Die Hausgötter der Staatskapelle Dresden: Sonderkonzert zum 475. Gründungstag mit Christian Thielemann

Konzert Staatskapelle Dresden-C. Thielemann/ 24.09.2023/Foto © Matthias Creutziger

Die Sächsische Staatskapelle Dresden gilt als eines der ältesten und damit traditionsreichsten Orchester der Welt. In diesem September feierte sie mit zwei Sonderkonzerten – nach einer umfangreichen Konzerttournee – in ihrer Heimatspielstätte der Semperoper Dresden ihren 475. Gründungstag. Das Konzertprogramm bestand aus Werken dreier Komponisten, welche auch durch ihr Wirken als Dirigent den Charakter und Klang des Orchesters geprägt haben: Carl Maria von Weber, Richard Strauss und Richard Wagner werden aufgrund ihrer Bedeutung auch liebevoll als die Dresdner Hausgötter bezeichnet.

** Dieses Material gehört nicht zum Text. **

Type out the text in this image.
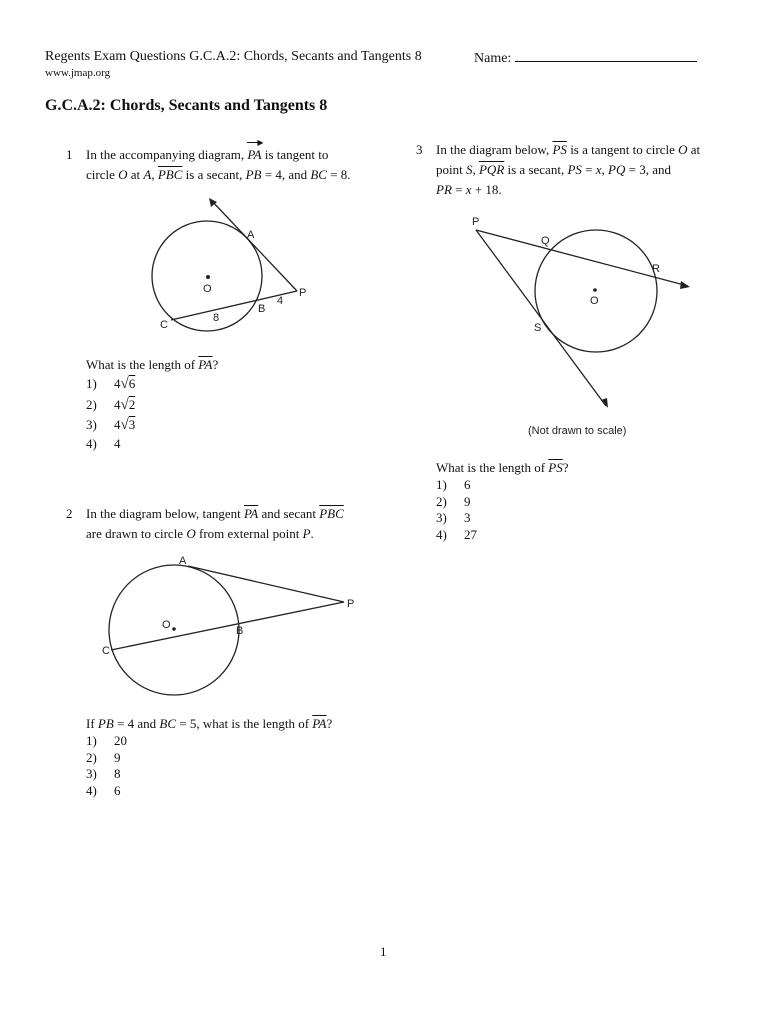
Regents Exam Questions G.C.A.2: Chords, Secants and Tangents 8	Name:
www.jmap.org
G.C.A.2: Chords, Secants and Tangents 8
1 In the accompanying diagram, PA
▶
is tangent to
circle O at A, $\overline{PBC}$ is a secant, PB = 4, and BC = 8.
A
O	P
B
C
4
8
What is the length of $\overline{PA}$?
1) 4√6
2) 4√2
3) 4√3
4) 4
2 In the diagram below, tangent $\overline{PA}$ and secant $\overline{PBC}$
are drawn to circle O from external point P.
A
O
P
B
C
If PB = 4 and BC = 5, what is the length of $\overline{PA}$?
1) 20
2) 9
3) 8
4) 6
3 In the diagram below, $\overline{PS}$ is a tangent to circle O at
point S, $\overline{PQR}$ is a secant, PS = x, PQ = 3, and
PR = x + 18.
P
Q
R
O
S
(Not drawn to scale)
What is the length of $\overline{PS}$?
1) 6
2) 9
3) 3
4) 27
1
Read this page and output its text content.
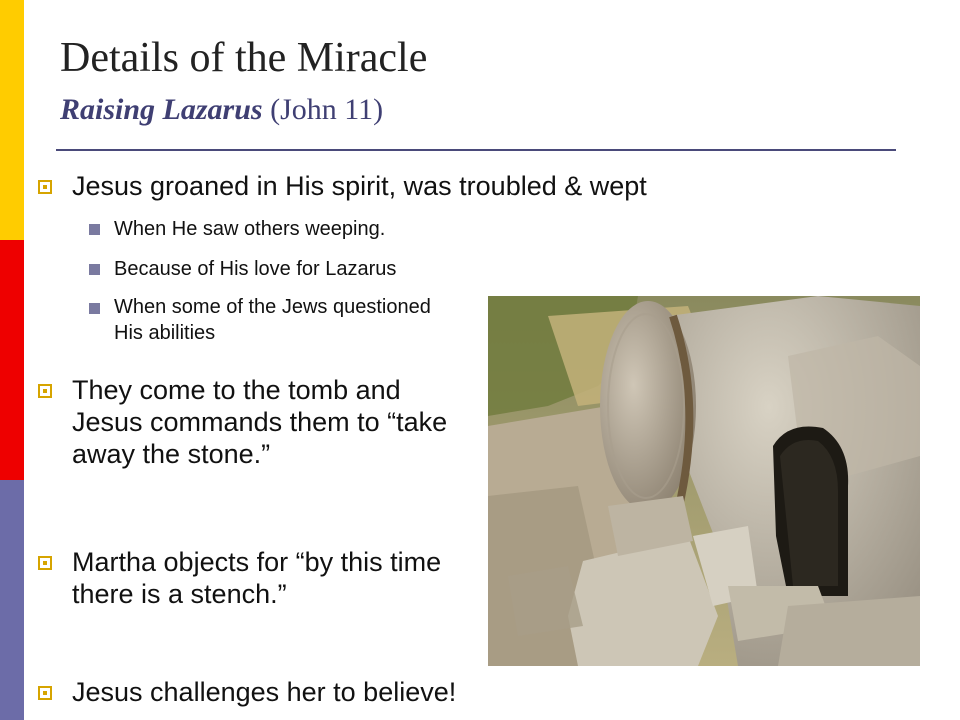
Details of the Miracle
Raising Lazarus (John 11)
Jesus groaned in His spirit, was troubled & wept
When He saw others weeping.
Because of His love for Lazarus
When some of the Jews questioned His abilities
They come to the tomb and Jesus commands them to “take away the stone.”
Martha objects for “by this time there is a stench.”
Jesus challenges her to believe!
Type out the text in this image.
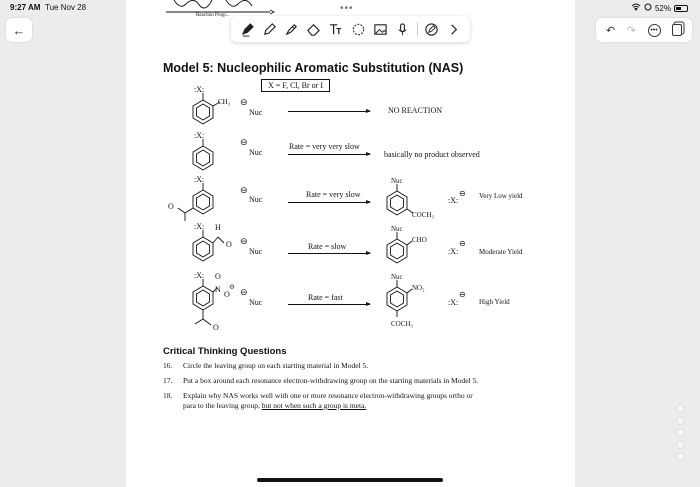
9:27 AM Tue Nov 28	52%
Reaction Progr...
Model 5: Nucleophilic Aromatic Substitution (NAS)
X = F, Cl, Br or I
:X:
CH₃ ⊖
Nuc	NO REACTION
:X:
⊖
Nuc
Rate = very very slow
basically no product observed
:X:
O
⊖
Nuc
Rate = very slow
Nuc
COCH₃
:X:
⊖ Very Low yield
:X: H
O ⊖
Nuc
Rate = slow
Nuc
CHO
:X:
⊖
Moderate Yield
:X: O
N
O
⊖
O
⊖
Nuc
Rate = fast
Nuc
NO₂
COCH₃
:X:
⊖
High Yield
Critical Thinking Questions
16. Circle the leaving group on each starting material in Model 5.
17. Put a box around each resonance electron-withdrawing group on the starting materials in Model 5.
18. Explain why NAS works well with one or more resonance electron-withdrawing groups ortho or
para to the leaving group, but not when such a group is meta.
←
•••
↶ ↷ •••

Die Staatskapelle kann sich glücklich schätzen, für die musikalische Leitung Christian Thielemann – den mitunter namhaftesten Dirigenten für das deutsche Fach – noch für diese Spielzeit ihren Chefdirigenten nennen zu dürfen. Dieser bewies erneut, wie meisterlich er sich in die Konventionen und Gepflogenheiten der 475-jährigen Orchestergeschichte einzufügen vermochte. (Rezension des Konzerts v. 24.09.2023

 

Konzerteröffnung mit zwei imposanten Ouvertüren der deutschen Romantik 

Als Auftakt stimmten Thielemann und seine Dresdner mit einer in ihrem Orchesterklang vor Stolz und Ehre nur so strotzenden Jubel-Ouvertüre (von Weber) das Festpublikum auf ein glanzvolles Konzert ein.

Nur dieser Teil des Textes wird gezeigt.